Thursday, July 12, 2012

The Curse, a Cover

Been a while since I've done a cover. This song is by one of my favorite artists out at the moment, Mr. Josh Ritter. The lyrics are haunting, and I've puzzled over the implications of the song and would be curious to know your reactions, too.  I've put my cover first followed by the original.

(Don't those puppets add a certain creepy mmph to the song?)  After listening to Ritter's it makes me wonder why I even did a cover.  Honestly I just wanted to share the song and, more importantly, the story.  Wow. I can't stop thinking about it.

Theory One: The mummy is cursed and malevolent
Theory Two: The woman spends her whole life researching this thing and has a great imagination

The Question: Does the mummy truly love her? I think yes. Keisha thinks not so much. I think a great, thought-provoking song, unlike any other love story I know.

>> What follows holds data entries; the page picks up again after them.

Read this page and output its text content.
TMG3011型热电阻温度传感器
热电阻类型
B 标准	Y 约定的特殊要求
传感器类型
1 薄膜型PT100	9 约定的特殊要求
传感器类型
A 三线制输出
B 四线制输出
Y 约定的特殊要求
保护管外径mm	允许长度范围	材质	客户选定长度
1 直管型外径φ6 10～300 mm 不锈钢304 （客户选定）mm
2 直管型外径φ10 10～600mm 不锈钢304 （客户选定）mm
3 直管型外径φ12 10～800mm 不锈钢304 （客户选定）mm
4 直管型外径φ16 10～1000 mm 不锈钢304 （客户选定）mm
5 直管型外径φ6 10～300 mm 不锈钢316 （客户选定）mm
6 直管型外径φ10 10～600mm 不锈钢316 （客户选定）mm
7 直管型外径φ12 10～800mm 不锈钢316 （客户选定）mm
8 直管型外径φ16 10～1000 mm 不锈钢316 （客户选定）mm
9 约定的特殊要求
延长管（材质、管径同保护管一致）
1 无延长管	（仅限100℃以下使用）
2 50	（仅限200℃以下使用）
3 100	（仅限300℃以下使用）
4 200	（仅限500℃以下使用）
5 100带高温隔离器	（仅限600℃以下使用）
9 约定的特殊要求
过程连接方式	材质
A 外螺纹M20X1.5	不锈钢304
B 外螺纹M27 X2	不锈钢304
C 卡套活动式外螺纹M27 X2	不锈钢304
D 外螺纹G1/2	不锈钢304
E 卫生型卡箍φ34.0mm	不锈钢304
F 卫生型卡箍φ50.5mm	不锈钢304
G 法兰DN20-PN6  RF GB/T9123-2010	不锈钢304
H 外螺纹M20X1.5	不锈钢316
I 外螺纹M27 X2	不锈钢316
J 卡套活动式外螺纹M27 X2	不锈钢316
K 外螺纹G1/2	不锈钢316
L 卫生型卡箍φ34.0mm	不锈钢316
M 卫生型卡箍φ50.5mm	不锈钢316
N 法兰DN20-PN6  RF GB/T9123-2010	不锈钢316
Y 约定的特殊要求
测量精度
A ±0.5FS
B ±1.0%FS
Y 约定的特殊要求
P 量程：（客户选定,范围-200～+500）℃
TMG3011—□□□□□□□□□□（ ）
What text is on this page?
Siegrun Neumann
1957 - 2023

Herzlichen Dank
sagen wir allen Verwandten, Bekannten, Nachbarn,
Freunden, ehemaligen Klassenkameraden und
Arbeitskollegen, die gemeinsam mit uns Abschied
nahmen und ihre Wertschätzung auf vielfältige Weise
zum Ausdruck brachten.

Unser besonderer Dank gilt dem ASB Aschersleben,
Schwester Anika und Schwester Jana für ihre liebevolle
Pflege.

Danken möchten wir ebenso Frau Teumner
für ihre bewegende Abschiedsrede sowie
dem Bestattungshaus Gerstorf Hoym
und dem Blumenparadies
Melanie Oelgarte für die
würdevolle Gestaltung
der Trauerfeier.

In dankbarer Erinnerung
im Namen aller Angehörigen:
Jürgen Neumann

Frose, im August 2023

He opens his eyes, falls in love at first sight
With the girl in the doorway
What beautiful lines, how full of life
After thousands of years what a face to wake up to

He holds back a sigh as she touches his arm
She dusts off the bed where till now he's been sleeping
Under miles of stone, the dried fig of his heart
Under scarab and bone starts back to its beating

She carries him home in a beautiful boat
He watches the sea from a porthole in stowage
He can hear all she says as she sits by his bed
Then one day his lips answer her in her own language

The days quickly pass, he loves making her laugh
The first time he moves it's her hair that he touches
She asks "Are you cursed?" He says "I think that I'm cured"
Then he talks of the Nile and the girls in bullrushes

In New York he is laid in a glass-covered case
He pretends he is dead, people crowd round to see him
But each night she comes round, and the two wander down
The halls of the tomb that she calls a museum

Often he stops to rest, but then less and less
Then it's her that looks tired, staying up asking questions
He learns how to read from the papers that she 
Is writing about him and he makes corrections

It's his face on her book and more and more come to look
Families from Iowa, upper West-siders
Then one day it's too much, he decides to get up
And as chaos ensues, he walks outside to find her

She's using a cane, and her face looks too pale
But she's happy to see him, as they walk he supports her
She asks "Are you cursed?" but his answer's obscured
In a sandstorm of flashbulbs and rowdy reporters

Such reanimation, the two tour the nation
He gets out of limos, he meets other women
He speaks of her fondly, their nights in the museum
But she's just one more rag now he's dragging behind him

She stops going out, she just lies there in bed
In hotels in whatever towns they are speaking
Then her face starts to set and her hands start to fold
And one day the dry fig of her heart stops its beating

Long ago on the ship, she asked "Why pyramids?"
He said "Think of them as an immense invitation"
She asks "Are you cursed?" He says "I think that I'm cured" 
Then he kissed her and hoped that she'd forget that question

Check out more Josh Ritter if you want some great writing and excellent songs.


Diz said...

Had a witty comment - you'll have to trust me, I accidentally closed it. Didn't like the visual, and the one sentence that I found intriguing was "And one day the dry fig of her heart stops its beating." Why did he choose "dry fig." The "love story"part was a little to creepy for this regular gal.

Diz said...

Oh, I like the melody, too....

Anonymous said...

Dude! Look at you cranking out a killer cover. Don't apologize for that at all-your Bright-Eyesian baritone added something fresh to that song... which I hadn't heard before but that's beside the point.

Thanks for sharing. I'm certain I'll revisit the curse.

logankstewart said...

@Diz: Ha! Keisha wasn't too impressed with the video or the love story either. Maybe it's a woman thing.

@Lance: Well thanks, pal. I can honestly say I've never been likened to Bright Eyes, or a baritone for that matter. Regardless, thanks, and do check out Ritter. He's phenomenal.